There’s only one thing for it: I’m going to have to track down this set of novels and read them again.
September 22, 2010
Last week I read Sophie Dahl’s first novel Playing with the Grown-ups. I was genuinely surprised at how much I enjoyed it. I didn’t really have any firm positive or negative expectations and had expected it to probably be OK, but it was more than that: some of the writing was absolutely beautiful and I think her use of language and, in particular, the creative and charming way that she described some things put her on a par with authors far more experienced than her.
My one criticism would be that she perhaps took the famed writing adage ‘show, don’t tell’ a little too seriously: I was left wanting more details about the characters. As far as flaws go this is a reasonably minor one, I admit, but I felt like the book ended a little too soon. This could have been addressed by pruning some of the first half, but on the whole she did really well.
I know that her career as a TV chef was short-lived (I didn’t watch her show), so I hope that she will continue to write instead. She’s really pretty good.
September 21, 2010
Last week I finished the novel Degrees for Everyone: the second time I’ve read it in recent years. It’s a satricial look at the modernising agenda in many universities and, in particular, the way in which universities have been forced to become money-making institutions by people who, perhaps, fail to appreciate the value of academia.
The story is fairly funny, but the quality of the writing is a little suspect. I lost count of the number of times that the evil Chancellor’s face ‘darkened’ as he became angry: at one stage I think it happened twice on the same page. I don’t tend to blame the authors for this kind of laziness or indulgence (although the buck obviously does stop with them) – I blame poor editing. Surely the editor’s job is avoid this kind of thing by reading the manuscript with clear eyes?

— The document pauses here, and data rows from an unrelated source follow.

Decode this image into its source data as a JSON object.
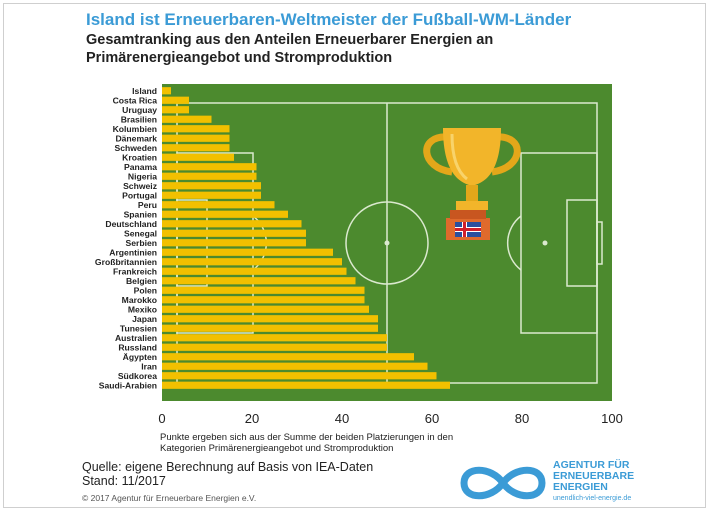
{
  "header": {
    "title": "Island ist Erneuerbaren-Weltmeister der Fußball-WM-Länder",
    "subtitle_line1": "Gesamtranking aus den Anteilen Erneuerbarer Energien an",
    "subtitle_line2": "Primärenergieangebot und Stromproduktion"
  },
  "chart_data": {
    "type": "bar",
    "orientation": "horizontal",
    "categories": [
      "Island",
      "Costa Rica",
      "Uruguay",
      "Brasilien",
      "Kolumbien",
      "Dänemark",
      "Schweden",
      "Kroatien",
      "Panama",
      "Nigeria",
      "Schweiz",
      "Portugal",
      "Peru",
      "Spanien",
      "Deutschland",
      "Senegal",
      "Serbien",
      "Argentinien",
      "Großbritannien",
      "Frankreich",
      "Belgien",
      "Polen",
      "Marokko",
      "Mexiko",
      "Japan",
      "Tunesien",
      "Australien",
      "Russland",
      "Ägypten",
      "Iran",
      "Südkorea",
      "Saudi-Arabien"
    ],
    "values": [
      2,
      6,
      6,
      11,
      15,
      15,
      15,
      16,
      21,
      21,
      22,
      22,
      25,
      28,
      31,
      32,
      32,
      38,
      40,
      41,
      43,
      45,
      45,
      46,
      48,
      48,
      50,
      50,
      56,
      59,
      61,
      64
    ],
    "xlim": [
      0,
      100
    ],
    "xticks": [
      0,
      20,
      40,
      60,
      80,
      100
    ],
    "grid": false,
    "bar_color": "#f2c000",
    "field_color": "#4c8a2e"
  },
  "note": {
    "line1": "Punkte ergeben sich aus der Summe der beiden Platzierungen in den",
    "line2": "Kategorien Primärenergieangebot und Stromproduktion"
  },
  "source": {
    "line1": "Quelle: eigene Berechnung auf Basis von IEA-Daten",
    "line2": "Stand: 11/2017"
  },
  "copyright": "© 2017 Agentur für Erneuerbare Energien e.V.",
  "logo": {
    "line1": "AGENTUR FÜR",
    "line2": "ERNEUERBARE",
    "line3": "ENERGIEN",
    "url": "unendlich-viel-energie.de",
    "color": "#3b9bd6"
  }
}
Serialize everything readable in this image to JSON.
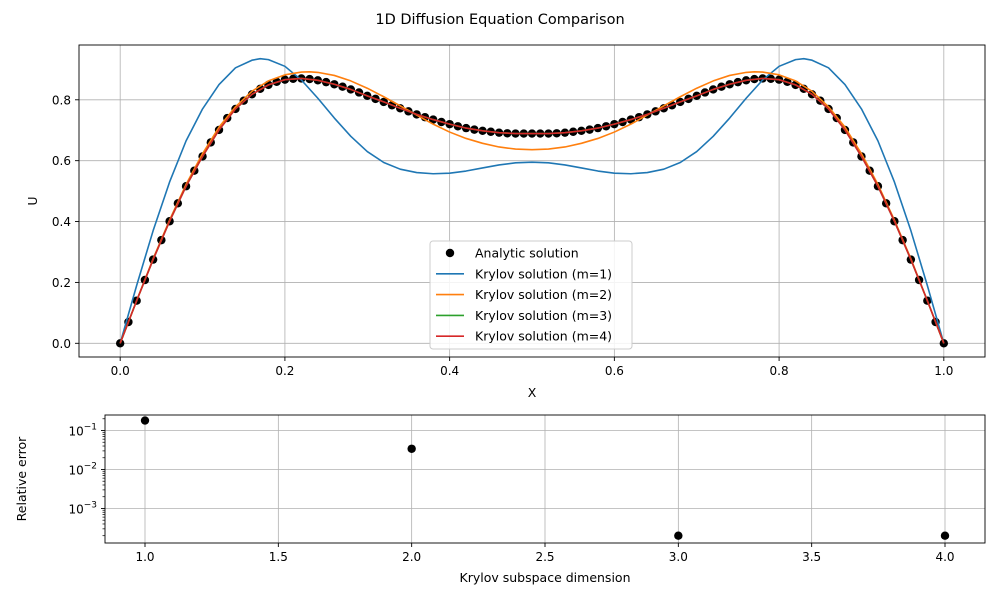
{
  "figure": {
    "title": "1D Diffusion Equation Comparison"
  },
  "chart_data": [
    {
      "type": "line",
      "title": "1D Diffusion Equation Comparison",
      "xlabel": "X",
      "ylabel": "U",
      "xlim": [
        -0.05,
        1.05
      ],
      "ylim": [
        -0.045,
        0.98
      ],
      "xticks": [
        0.0,
        0.2,
        0.4,
        0.6,
        0.8,
        1.0
      ],
      "yticks": [
        0.0,
        0.2,
        0.4,
        0.6,
        0.8
      ],
      "grid": true,
      "legend_position": "lower-center",
      "series": [
        {
          "name": "Analytic solution",
          "kind": "scatter",
          "color": "#000000",
          "x": [
            0.0,
            0.01,
            0.02,
            0.03,
            0.04,
            0.05,
            0.06,
            0.07,
            0.08,
            0.09,
            0.1,
            0.11,
            0.12,
            0.13,
            0.14,
            0.15,
            0.16,
            0.17,
            0.18,
            0.19,
            0.2,
            0.21,
            0.22,
            0.23,
            0.24,
            0.25,
            0.26,
            0.27,
            0.28,
            0.29,
            0.3,
            0.31,
            0.32,
            0.33,
            0.34,
            0.35,
            0.36,
            0.37,
            0.38,
            0.39,
            0.4,
            0.41,
            0.42,
            0.43,
            0.44,
            0.45,
            0.46,
            0.47,
            0.48,
            0.49,
            0.5,
            0.51,
            0.52,
            0.53,
            0.54,
            0.55,
            0.56,
            0.57,
            0.58,
            0.59,
            0.6,
            0.61,
            0.62,
            0.63,
            0.64,
            0.65,
            0.66,
            0.67,
            0.68,
            0.69,
            0.7,
            0.71,
            0.72,
            0.73,
            0.74,
            0.75,
            0.76,
            0.77,
            0.78,
            0.79,
            0.8,
            0.81,
            0.82,
            0.83,
            0.84,
            0.85,
            0.86,
            0.87,
            0.88,
            0.89,
            0.9,
            0.91,
            0.92,
            0.93,
            0.94,
            0.95,
            0.96,
            0.97,
            0.98,
            0.99,
            1.0
          ],
          "y": [
            0.0,
            0.07,
            0.14,
            0.208,
            0.275,
            0.339,
            0.401,
            0.46,
            0.516,
            0.567,
            0.614,
            0.66,
            0.701,
            0.74,
            0.77,
            0.797,
            0.818,
            0.836,
            0.849,
            0.859,
            0.866,
            0.869,
            0.87,
            0.868,
            0.864,
            0.858,
            0.851,
            0.843,
            0.834,
            0.824,
            0.813,
            0.803,
            0.793,
            0.782,
            0.772,
            0.762,
            0.752,
            0.743,
            0.735,
            0.727,
            0.72,
            0.713,
            0.707,
            0.702,
            0.698,
            0.695,
            0.692,
            0.69,
            0.689,
            0.689,
            0.689,
            0.689,
            0.689,
            0.69,
            0.692,
            0.695,
            0.698,
            0.702,
            0.707,
            0.713,
            0.72,
            0.727,
            0.735,
            0.743,
            0.752,
            0.762,
            0.772,
            0.782,
            0.793,
            0.803,
            0.813,
            0.824,
            0.834,
            0.843,
            0.851,
            0.858,
            0.864,
            0.868,
            0.87,
            0.869,
            0.866,
            0.859,
            0.849,
            0.836,
            0.818,
            0.797,
            0.77,
            0.74,
            0.701,
            0.66,
            0.614,
            0.567,
            0.516,
            0.46,
            0.401,
            0.339,
            0.275,
            0.208,
            0.14,
            0.07,
            0.0
          ]
        },
        {
          "name": "Krylov solution (m=1)",
          "kind": "line",
          "color": "#1f77b4",
          "x": [
            0.0,
            0.02,
            0.04,
            0.06,
            0.08,
            0.1,
            0.12,
            0.14,
            0.16,
            0.17,
            0.18,
            0.2,
            0.22,
            0.24,
            0.26,
            0.28,
            0.3,
            0.32,
            0.34,
            0.36,
            0.38,
            0.4,
            0.42,
            0.44,
            0.46,
            0.48,
            0.5,
            0.52,
            0.54,
            0.56,
            0.58,
            0.6,
            0.62,
            0.64,
            0.66,
            0.68,
            0.7,
            0.72,
            0.74,
            0.76,
            0.78,
            0.8,
            0.82,
            0.83,
            0.84,
            0.86,
            0.88,
            0.9,
            0.92,
            0.94,
            0.96,
            0.98,
            1.0
          ],
          "y": [
            0.0,
            0.19,
            0.37,
            0.53,
            0.665,
            0.77,
            0.85,
            0.905,
            0.93,
            0.935,
            0.932,
            0.91,
            0.865,
            0.805,
            0.74,
            0.68,
            0.63,
            0.594,
            0.572,
            0.561,
            0.557,
            0.559,
            0.566,
            0.576,
            0.586,
            0.593,
            0.595,
            0.593,
            0.586,
            0.576,
            0.566,
            0.559,
            0.557,
            0.561,
            0.572,
            0.594,
            0.63,
            0.68,
            0.74,
            0.805,
            0.865,
            0.91,
            0.932,
            0.935,
            0.93,
            0.905,
            0.85,
            0.77,
            0.665,
            0.53,
            0.37,
            0.19,
            0.0
          ]
        },
        {
          "name": "Krylov solution (m=2)",
          "kind": "line",
          "color": "#ff7f0e",
          "x": [
            0.0,
            0.02,
            0.04,
            0.06,
            0.08,
            0.1,
            0.12,
            0.14,
            0.16,
            0.18,
            0.2,
            0.22,
            0.23,
            0.24,
            0.26,
            0.28,
            0.3,
            0.32,
            0.34,
            0.36,
            0.38,
            0.4,
            0.42,
            0.44,
            0.46,
            0.48,
            0.5,
            0.52,
            0.54,
            0.56,
            0.58,
            0.6,
            0.62,
            0.64,
            0.66,
            0.68,
            0.7,
            0.72,
            0.74,
            0.76,
            0.77,
            0.78,
            0.8,
            0.82,
            0.84,
            0.86,
            0.88,
            0.9,
            0.92,
            0.94,
            0.96,
            0.98,
            1.0
          ],
          "y": [
            0.0,
            0.14,
            0.278,
            0.405,
            0.522,
            0.623,
            0.71,
            0.777,
            0.828,
            0.862,
            0.882,
            0.891,
            0.892,
            0.89,
            0.88,
            0.862,
            0.838,
            0.81,
            0.78,
            0.75,
            0.72,
            0.694,
            0.673,
            0.657,
            0.645,
            0.638,
            0.636,
            0.638,
            0.645,
            0.657,
            0.673,
            0.694,
            0.72,
            0.75,
            0.78,
            0.81,
            0.838,
            0.862,
            0.88,
            0.89,
            0.892,
            0.891,
            0.882,
            0.862,
            0.828,
            0.777,
            0.71,
            0.623,
            0.522,
            0.405,
            0.278,
            0.14,
            0.0
          ]
        },
        {
          "name": "Krylov solution (m=3)",
          "kind": "line",
          "color": "#2ca02c",
          "x": [
            0.0,
            0.02,
            0.04,
            0.06,
            0.08,
            0.1,
            0.12,
            0.14,
            0.16,
            0.18,
            0.2,
            0.22,
            0.24,
            0.26,
            0.28,
            0.3,
            0.32,
            0.34,
            0.36,
            0.38,
            0.4,
            0.42,
            0.44,
            0.46,
            0.48,
            0.5,
            0.52,
            0.54,
            0.56,
            0.58,
            0.6,
            0.62,
            0.64,
            0.66,
            0.68,
            0.7,
            0.72,
            0.74,
            0.76,
            0.78,
            0.8,
            0.82,
            0.84,
            0.86,
            0.88,
            0.9,
            0.92,
            0.94,
            0.96,
            0.98,
            1.0
          ],
          "y": [
            0.0,
            0.14,
            0.275,
            0.401,
            0.516,
            0.614,
            0.701,
            0.77,
            0.818,
            0.849,
            0.866,
            0.87,
            0.864,
            0.851,
            0.834,
            0.813,
            0.793,
            0.772,
            0.752,
            0.735,
            0.72,
            0.707,
            0.698,
            0.692,
            0.689,
            0.689,
            0.689,
            0.692,
            0.698,
            0.707,
            0.72,
            0.735,
            0.752,
            0.772,
            0.793,
            0.813,
            0.834,
            0.851,
            0.864,
            0.87,
            0.866,
            0.849,
            0.818,
            0.77,
            0.701,
            0.614,
            0.516,
            0.401,
            0.275,
            0.14,
            0.0
          ]
        },
        {
          "name": "Krylov solution (m=4)",
          "kind": "line",
          "color": "#d62728",
          "x": [
            0.0,
            0.02,
            0.04,
            0.06,
            0.08,
            0.1,
            0.12,
            0.14,
            0.16,
            0.18,
            0.2,
            0.22,
            0.24,
            0.26,
            0.28,
            0.3,
            0.32,
            0.34,
            0.36,
            0.38,
            0.4,
            0.42,
            0.44,
            0.46,
            0.48,
            0.5,
            0.52,
            0.54,
            0.56,
            0.58,
            0.6,
            0.62,
            0.64,
            0.66,
            0.68,
            0.7,
            0.72,
            0.74,
            0.76,
            0.78,
            0.8,
            0.82,
            0.84,
            0.86,
            0.88,
            0.9,
            0.92,
            0.94,
            0.96,
            0.98,
            1.0
          ],
          "y": [
            0.0,
            0.14,
            0.275,
            0.401,
            0.516,
            0.614,
            0.701,
            0.77,
            0.818,
            0.849,
            0.866,
            0.87,
            0.864,
            0.851,
            0.834,
            0.813,
            0.793,
            0.772,
            0.752,
            0.735,
            0.72,
            0.707,
            0.698,
            0.692,
            0.689,
            0.689,
            0.689,
            0.692,
            0.698,
            0.707,
            0.72,
            0.735,
            0.752,
            0.772,
            0.793,
            0.813,
            0.834,
            0.851,
            0.864,
            0.87,
            0.866,
            0.849,
            0.818,
            0.77,
            0.701,
            0.614,
            0.516,
            0.401,
            0.275,
            0.14,
            0.0
          ]
        }
      ]
    },
    {
      "type": "scatter",
      "xlabel": "Krylov subspace dimension",
      "ylabel": "Relative error",
      "xlim": [
        0.85,
        4.15
      ],
      "yscale": "log",
      "ylim": [
        0.00013,
        0.25
      ],
      "xticks": [
        1.0,
        1.5,
        2.0,
        2.5,
        3.0,
        3.5,
        4.0
      ],
      "xtick_labels": [
        "1.0",
        "1.5",
        "2.0",
        "2.5",
        "3.0",
        "3.5",
        "4.0"
      ],
      "yticks": [
        0.1,
        0.01,
        0.001
      ],
      "ytick_base_labels": [
        "10",
        "10",
        "10"
      ],
      "ytick_exponent_labels": [
        "−1",
        "−2",
        "−3"
      ],
      "grid": true,
      "series": [
        {
          "color": "#000000",
          "x": [
            1,
            2,
            3,
            4
          ],
          "y": [
            0.18,
            0.034,
            0.0002,
            0.0002
          ]
        }
      ]
    }
  ]
}
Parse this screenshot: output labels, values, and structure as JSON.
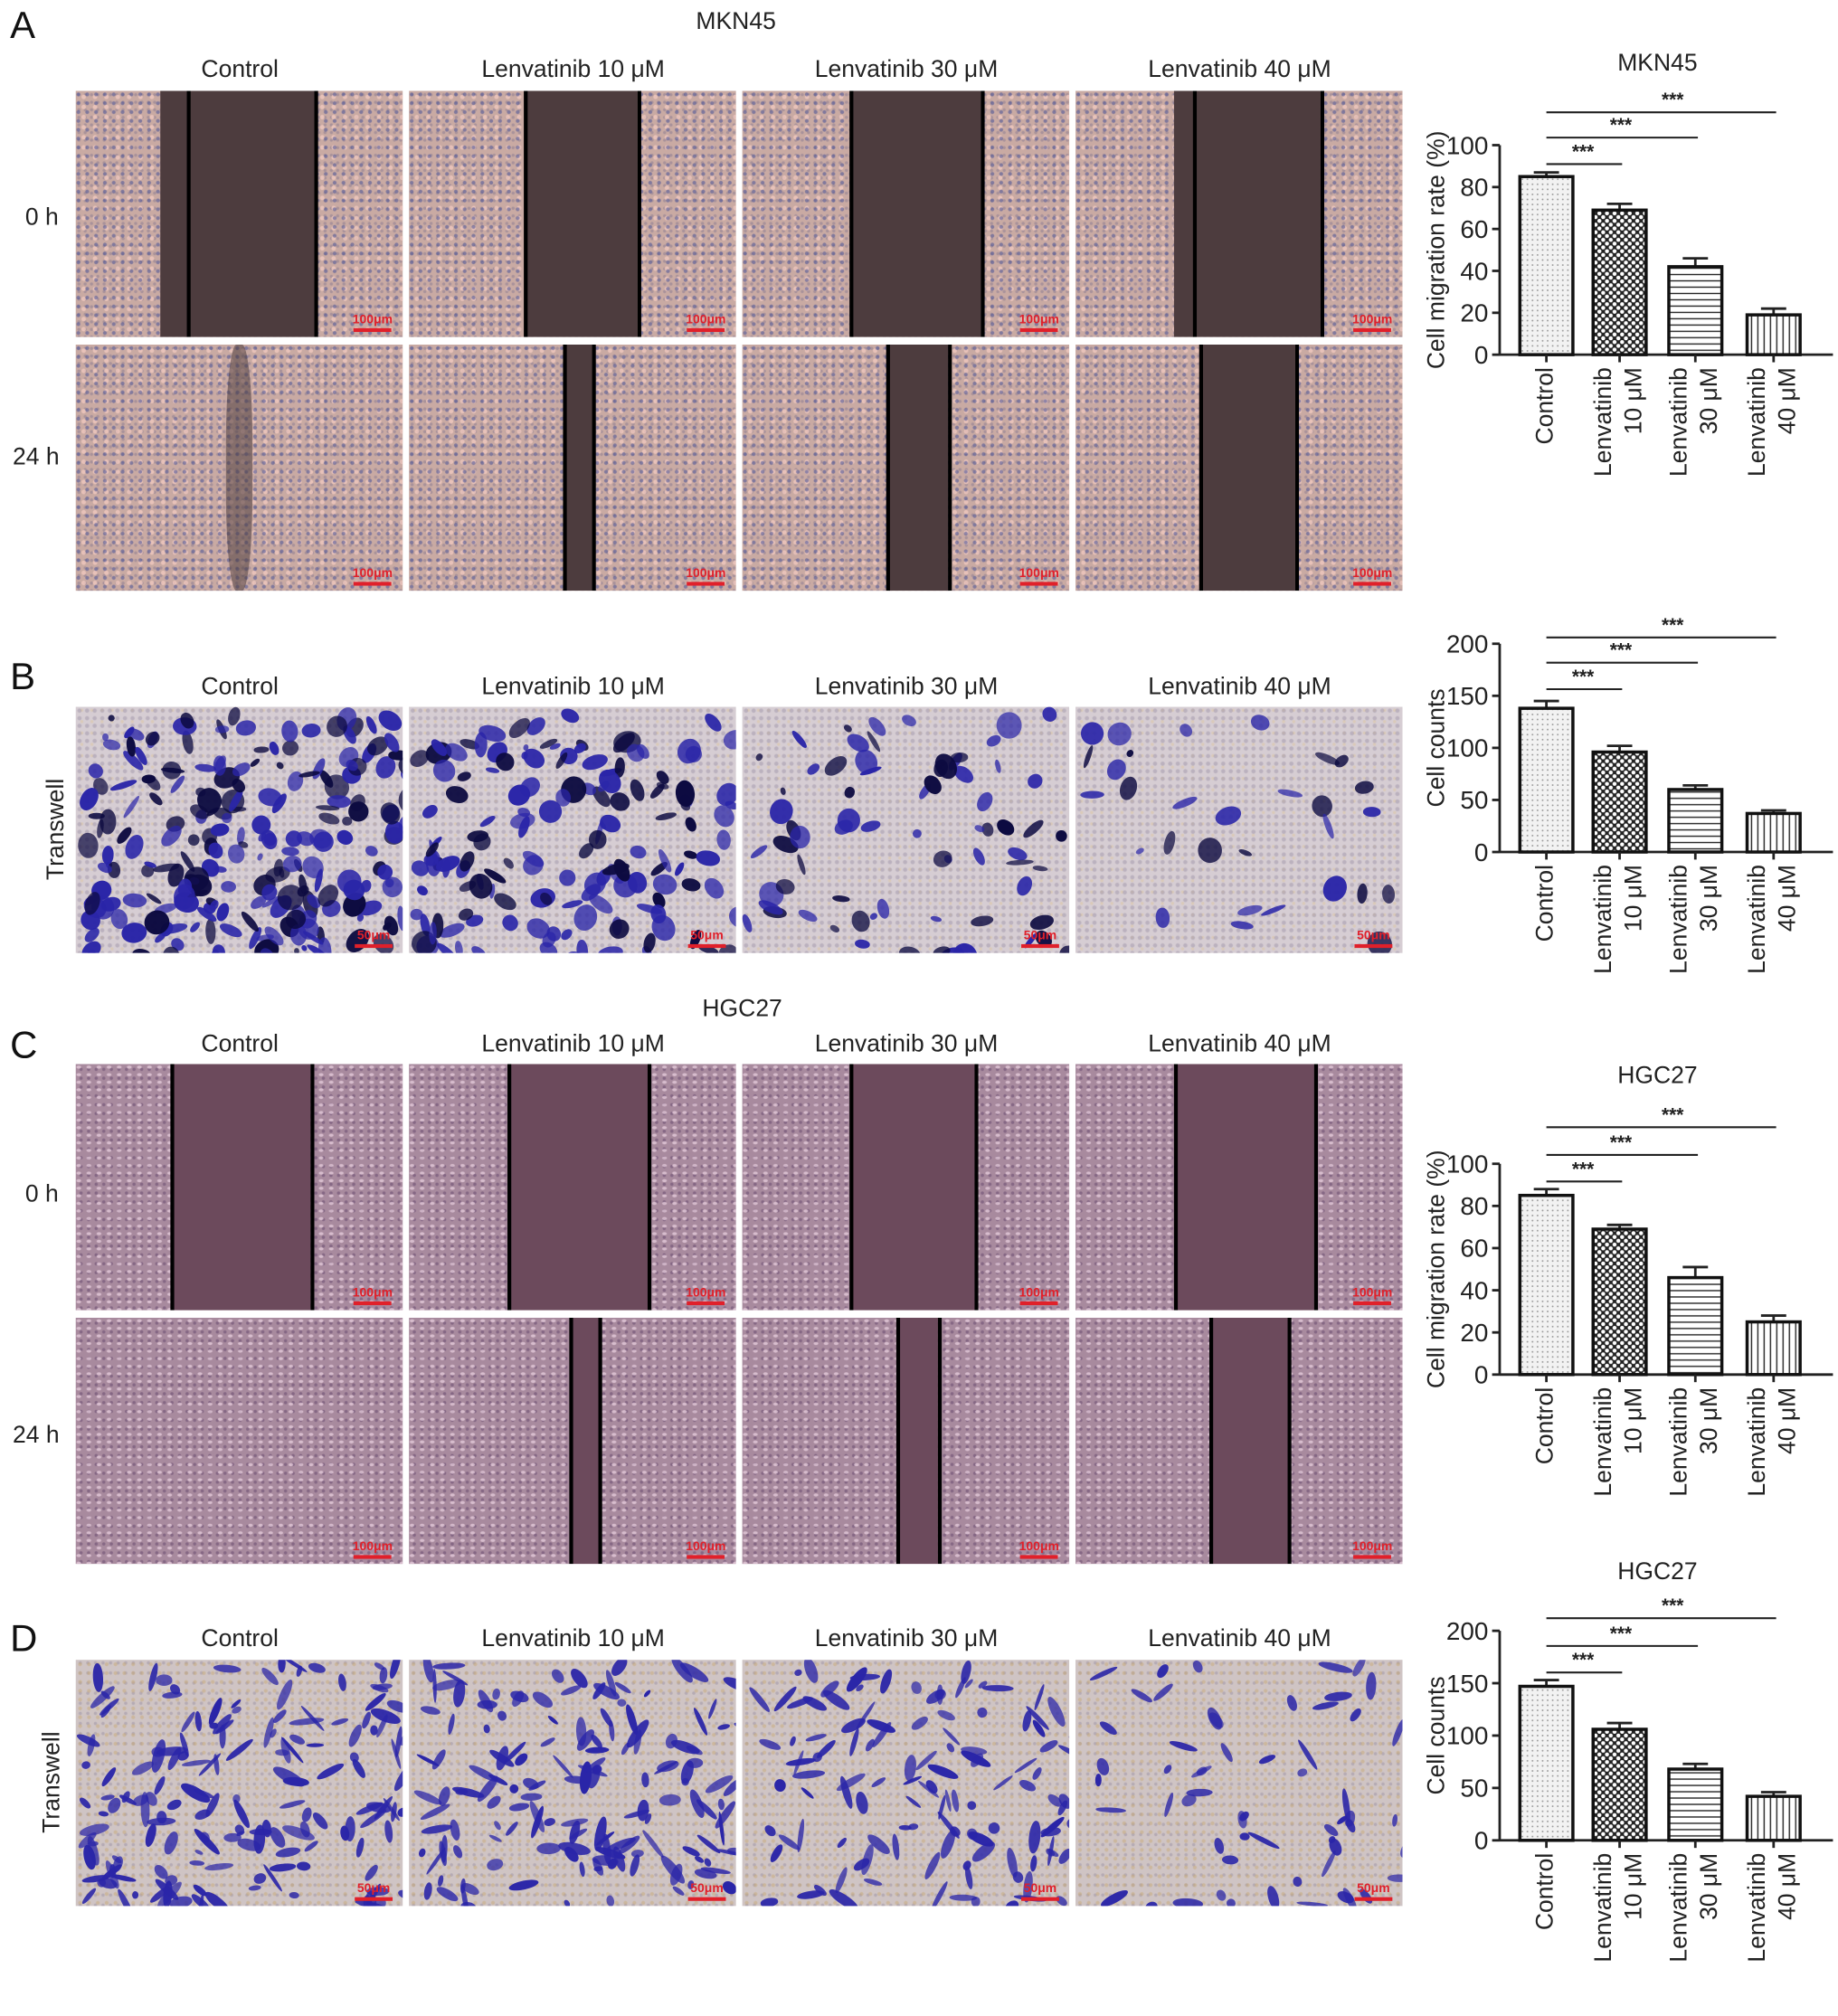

Sir Robert ‘Bob’ Jones is a bit of a legend, though. If you aren’t a New Zealander you won’t have heard of him, but in the mid 1980s he used his self-earned property fortune to play the role of political maverick, setting up a political party called the New Zealand Party in response to then prime minister Rob Muldoon’s call for a snap election. Although Jones’s party didn’t win any seats, it is often credited with the demise of Muldoon’s government because it split the vote fairly successfully. This was obviously Jones’s intention: he disbanded the party soon after the 1984 election.
When I was a kid my mother had a couple of Jones’s books of letters. They were comedy gold. It seemed that he was the original smart-arse, always ready to write a good letter to a newspaper editor. His wealth meant that he was the unwilling target of a lot of begging letters and in his books he would publish both the request and his (often incredibly rude by totally hilarious) replies. Often, this would spark a furious response from the beggar and a long chain of correspondence would ensue. Jones always got the last word, though.
Anyway, this novel was a very good idea and entertaining, but he could have done it better, I think.
September 4, 2010
I’ve started a new page to list the books I’ve read. I’ll update it on a regular basis (you’ll see that I read quite a lot). I’ve scored the books out of 20 and have written very brief comments. I’ve also linked to the books on sale at amazon.co.uk and, in some cases, to the relevant author’s website or blog. And if I mention a book in more detail in a blog entry I will link to from the books page list as well.
And I finally joined the library today! It’s splendid: I’ve borrowed four books already.